A 12-year-old boy attending the national school had clocked up 100% absenteeism since the summons had issued in March, Mr Moloney told the court. And in the months before that, he had attended on just one of 29 days. “His mother says he won’t go to school for her,” Mr Moloney said, adding that there didn’t appear to be any sanctions imposed on the child as a result. When he had visited the home during school hours, the boy was watching TV. A bench warrant was issued.
A bench warrant was also issued against the parents of a 13 year old girl who had clocked up 90 absences out of 142 school days. The family was not, at present, in Rathkeale, Mr Moloney said.
Another 14 year old girl was absent for 95 days out of 142, the court heard. At one stage, she had been living with her adult sister in Rathkeale while her parents were away. “She is a super student according to the school, very interes in home economics, ICT and art,” prosecuting solicitor for Tusla Mr O’Donovan told the judge who issued a bench warrant against the parents.
In another case, where the parents were in court, Mr Moloney explained that a boy aged 13 years and nine months was attending the local secondary school but in the current school year had been missing for 98 days out of a possible 142.

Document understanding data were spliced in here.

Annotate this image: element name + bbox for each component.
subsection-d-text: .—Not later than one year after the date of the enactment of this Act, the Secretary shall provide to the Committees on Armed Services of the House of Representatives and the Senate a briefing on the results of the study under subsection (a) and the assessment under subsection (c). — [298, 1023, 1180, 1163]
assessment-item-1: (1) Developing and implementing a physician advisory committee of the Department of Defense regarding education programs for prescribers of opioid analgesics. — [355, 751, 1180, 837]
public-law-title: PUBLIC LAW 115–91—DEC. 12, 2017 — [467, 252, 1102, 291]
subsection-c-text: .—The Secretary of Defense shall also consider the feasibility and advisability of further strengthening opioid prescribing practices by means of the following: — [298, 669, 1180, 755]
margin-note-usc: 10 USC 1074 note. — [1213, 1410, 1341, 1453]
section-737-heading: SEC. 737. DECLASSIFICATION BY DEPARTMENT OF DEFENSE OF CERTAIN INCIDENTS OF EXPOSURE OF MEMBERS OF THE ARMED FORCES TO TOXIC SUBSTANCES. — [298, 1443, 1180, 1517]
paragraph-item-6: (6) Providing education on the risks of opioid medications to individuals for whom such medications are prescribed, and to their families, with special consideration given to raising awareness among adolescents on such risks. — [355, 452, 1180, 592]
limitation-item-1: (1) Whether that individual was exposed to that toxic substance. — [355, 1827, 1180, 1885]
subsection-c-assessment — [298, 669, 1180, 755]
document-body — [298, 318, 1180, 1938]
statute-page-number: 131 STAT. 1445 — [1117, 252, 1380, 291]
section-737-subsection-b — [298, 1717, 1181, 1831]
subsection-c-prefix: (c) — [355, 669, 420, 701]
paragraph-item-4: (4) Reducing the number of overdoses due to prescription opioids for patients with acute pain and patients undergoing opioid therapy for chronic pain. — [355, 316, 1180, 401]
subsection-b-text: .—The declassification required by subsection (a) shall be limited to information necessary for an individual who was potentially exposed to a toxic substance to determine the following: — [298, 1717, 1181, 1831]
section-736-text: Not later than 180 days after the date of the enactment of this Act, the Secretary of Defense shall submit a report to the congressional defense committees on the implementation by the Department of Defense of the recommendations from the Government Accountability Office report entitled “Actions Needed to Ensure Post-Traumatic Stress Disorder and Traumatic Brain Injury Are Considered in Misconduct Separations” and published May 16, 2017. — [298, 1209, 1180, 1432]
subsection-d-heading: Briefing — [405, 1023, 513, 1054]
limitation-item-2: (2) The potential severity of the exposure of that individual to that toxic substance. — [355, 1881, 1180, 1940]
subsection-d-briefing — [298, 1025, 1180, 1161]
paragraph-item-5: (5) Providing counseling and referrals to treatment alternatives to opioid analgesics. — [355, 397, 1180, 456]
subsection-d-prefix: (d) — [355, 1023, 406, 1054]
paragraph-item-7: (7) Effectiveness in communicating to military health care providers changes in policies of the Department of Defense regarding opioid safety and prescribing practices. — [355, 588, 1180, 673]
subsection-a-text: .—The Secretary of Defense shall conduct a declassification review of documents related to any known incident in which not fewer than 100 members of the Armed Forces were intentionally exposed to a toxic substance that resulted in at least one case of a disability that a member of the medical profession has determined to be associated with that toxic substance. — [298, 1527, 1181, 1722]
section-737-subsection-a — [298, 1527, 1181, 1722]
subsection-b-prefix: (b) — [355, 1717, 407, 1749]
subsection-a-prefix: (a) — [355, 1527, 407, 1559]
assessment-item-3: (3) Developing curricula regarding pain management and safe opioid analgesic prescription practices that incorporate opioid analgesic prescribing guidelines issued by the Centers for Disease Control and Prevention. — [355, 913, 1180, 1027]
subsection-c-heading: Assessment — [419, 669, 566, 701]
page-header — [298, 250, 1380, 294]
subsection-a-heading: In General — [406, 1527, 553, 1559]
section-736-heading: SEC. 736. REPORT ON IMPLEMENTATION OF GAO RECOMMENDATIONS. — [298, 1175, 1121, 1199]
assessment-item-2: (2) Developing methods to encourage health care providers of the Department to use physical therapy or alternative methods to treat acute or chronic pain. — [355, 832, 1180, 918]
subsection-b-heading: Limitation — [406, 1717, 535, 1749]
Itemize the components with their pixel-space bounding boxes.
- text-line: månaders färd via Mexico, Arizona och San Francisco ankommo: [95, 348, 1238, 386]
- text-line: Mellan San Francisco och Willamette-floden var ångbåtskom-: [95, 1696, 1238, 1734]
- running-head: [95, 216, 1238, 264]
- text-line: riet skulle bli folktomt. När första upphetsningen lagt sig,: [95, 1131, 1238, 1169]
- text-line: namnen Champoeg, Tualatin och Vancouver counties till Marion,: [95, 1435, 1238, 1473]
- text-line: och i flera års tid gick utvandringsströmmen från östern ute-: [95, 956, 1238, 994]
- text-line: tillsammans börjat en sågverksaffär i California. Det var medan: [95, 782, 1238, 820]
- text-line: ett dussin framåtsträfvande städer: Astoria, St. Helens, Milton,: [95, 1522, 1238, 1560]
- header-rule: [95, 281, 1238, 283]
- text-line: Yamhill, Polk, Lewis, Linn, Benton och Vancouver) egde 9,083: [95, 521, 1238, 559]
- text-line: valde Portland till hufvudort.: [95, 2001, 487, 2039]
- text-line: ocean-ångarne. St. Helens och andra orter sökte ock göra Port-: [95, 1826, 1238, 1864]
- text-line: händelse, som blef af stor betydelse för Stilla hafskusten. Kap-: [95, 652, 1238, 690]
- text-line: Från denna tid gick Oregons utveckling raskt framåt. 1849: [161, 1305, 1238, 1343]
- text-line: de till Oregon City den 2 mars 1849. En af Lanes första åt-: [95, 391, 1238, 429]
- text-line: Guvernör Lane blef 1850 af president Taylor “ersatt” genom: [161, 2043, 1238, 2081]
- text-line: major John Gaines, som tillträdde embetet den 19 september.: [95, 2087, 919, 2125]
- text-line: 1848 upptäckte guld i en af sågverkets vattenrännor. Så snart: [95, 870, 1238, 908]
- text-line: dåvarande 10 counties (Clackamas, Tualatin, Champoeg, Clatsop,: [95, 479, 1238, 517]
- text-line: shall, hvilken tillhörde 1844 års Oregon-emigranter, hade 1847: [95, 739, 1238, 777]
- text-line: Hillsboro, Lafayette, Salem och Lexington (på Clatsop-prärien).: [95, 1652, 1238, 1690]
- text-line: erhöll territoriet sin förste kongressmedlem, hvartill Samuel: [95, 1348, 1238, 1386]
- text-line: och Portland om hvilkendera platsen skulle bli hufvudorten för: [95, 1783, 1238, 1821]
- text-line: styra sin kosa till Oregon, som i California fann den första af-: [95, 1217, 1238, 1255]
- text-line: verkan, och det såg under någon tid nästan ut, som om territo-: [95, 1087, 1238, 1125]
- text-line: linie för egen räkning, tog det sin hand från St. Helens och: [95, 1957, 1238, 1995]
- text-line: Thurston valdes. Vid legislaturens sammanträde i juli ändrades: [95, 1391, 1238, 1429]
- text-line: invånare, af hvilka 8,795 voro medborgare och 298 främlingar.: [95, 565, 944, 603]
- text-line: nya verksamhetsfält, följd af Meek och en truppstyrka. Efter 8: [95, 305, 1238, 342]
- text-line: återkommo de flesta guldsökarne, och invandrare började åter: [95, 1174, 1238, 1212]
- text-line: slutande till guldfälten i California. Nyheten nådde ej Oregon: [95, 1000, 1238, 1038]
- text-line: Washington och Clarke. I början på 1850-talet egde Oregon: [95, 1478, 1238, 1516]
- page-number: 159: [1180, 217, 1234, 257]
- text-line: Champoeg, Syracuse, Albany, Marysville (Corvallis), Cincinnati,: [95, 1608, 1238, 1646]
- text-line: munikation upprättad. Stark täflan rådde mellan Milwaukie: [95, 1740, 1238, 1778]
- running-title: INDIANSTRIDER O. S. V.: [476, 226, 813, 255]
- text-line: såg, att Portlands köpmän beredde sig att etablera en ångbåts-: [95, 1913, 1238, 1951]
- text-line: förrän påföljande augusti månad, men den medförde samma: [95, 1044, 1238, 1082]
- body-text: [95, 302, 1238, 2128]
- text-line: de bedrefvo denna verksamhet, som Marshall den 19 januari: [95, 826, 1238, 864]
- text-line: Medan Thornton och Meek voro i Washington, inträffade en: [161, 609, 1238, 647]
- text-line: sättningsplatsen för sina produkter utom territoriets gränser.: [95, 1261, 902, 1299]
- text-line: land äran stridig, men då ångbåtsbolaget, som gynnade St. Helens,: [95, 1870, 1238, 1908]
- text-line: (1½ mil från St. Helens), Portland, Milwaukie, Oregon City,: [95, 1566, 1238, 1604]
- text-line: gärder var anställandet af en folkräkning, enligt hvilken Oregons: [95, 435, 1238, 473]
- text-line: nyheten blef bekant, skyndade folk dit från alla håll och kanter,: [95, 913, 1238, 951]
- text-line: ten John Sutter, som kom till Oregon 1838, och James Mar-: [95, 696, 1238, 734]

He didn’t return to school after Easter, Mr Moloney explained, and the explanation given was the family was attending a wedding. The boy had asthma and thirteen medical certs had been handed in to the school. Arrangements for one to one support had been made for him but he had made very little progress at school because of his very poor attendance, the court heard.
Adjourning the case to September, Judge Mary Larkin said: “It is extremely serious. The education and welfare of a child is at risk if they are not getting schooling.”
And she reminded the court that care orders had been made in other cases where children weren’t attending school. “There is no reason they won’t consider it in this case as well,” she said.
In another case, where the parents were present, the court heard that their 13-year-old girl was in first year but hadn’t attended school during December due to weddings.
There were 76 school days unaccounted for out of 142 and only 10 to 20 of these were covered by medical certs for the girl’s recurring ear infections.
Solicitor Enda O’Connor said the girl’s parents were “very anxious” she would complete her education but Judge Larkin saidl “I tried the earache trick quite a lot with my own parents.” But while she was hopeful there would be improvement, she warned that if the parents were going to continue relying on medical certs, she would want the doctor brought to court to give evidence and his diary examined. “I don’t want medical certs rolled out,” she said.
All the cases return to court in September.